Continues from last issue
Looking at the position and role of press workers in that era, it must be said that, intentionally or unintentionally, with or without commitment, with or without conscience, telechronists, like all other journalists in Albania, were nothing but part of the gears of the Party propaganda machine. Fabricators of chronicles, news and embellished information, which in most cases, were made up and fake. In short, complicity in the Great Lie and Deception.
(As was the institution of television itself. The “superpower” of totalitarian propaganda. A processing and oppressive machine which through the screen spread not only dreams and phantasmagorical illusions, but also disorientation and disinformation, psychosis of uncertainty and fear, tight feelings of conviction and non-contradiction to the power of his orders)
Like all the other journalists of the totalitarian press, even the Radio-Television anchors, were so stupid that with cameras and microphones in their hands, they fed him with distorted images.

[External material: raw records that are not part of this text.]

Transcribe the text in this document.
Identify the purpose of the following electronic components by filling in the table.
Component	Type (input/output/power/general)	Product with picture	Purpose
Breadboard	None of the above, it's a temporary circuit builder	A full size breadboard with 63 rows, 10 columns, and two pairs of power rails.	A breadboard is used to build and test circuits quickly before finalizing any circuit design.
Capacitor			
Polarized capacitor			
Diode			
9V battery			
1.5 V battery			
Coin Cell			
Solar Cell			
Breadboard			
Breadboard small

With selected portraits of party secretaries, vanguard miners and happy cooperators. With a view of prosperous socialist life. Thus, the objectives of their cameras best played the role of optical cells of the Party’s eye. To that eye that observed, spoke and preached like an oracle about how one should think and live, what would happen tomorrow, how the belt should be tightened even more, how an entire people, in line and obedient, should to leave for every day of rest in stocks etc., the whole people, under her far-sighted leadership, had the rare fortune of being the happiest people in the world…!
NEWS BROADCAST
As we said above, the main task of the Newsroom on Television, as well as that of the team of televangelists in the districts, was to produce the News Show every evening. It should have been the most watched show in Albania and, at the same time, the most important and subtle. He wanted to be the most powerful conductor of the Party’s directives as well as the mirror of the revolutionary reality in the country.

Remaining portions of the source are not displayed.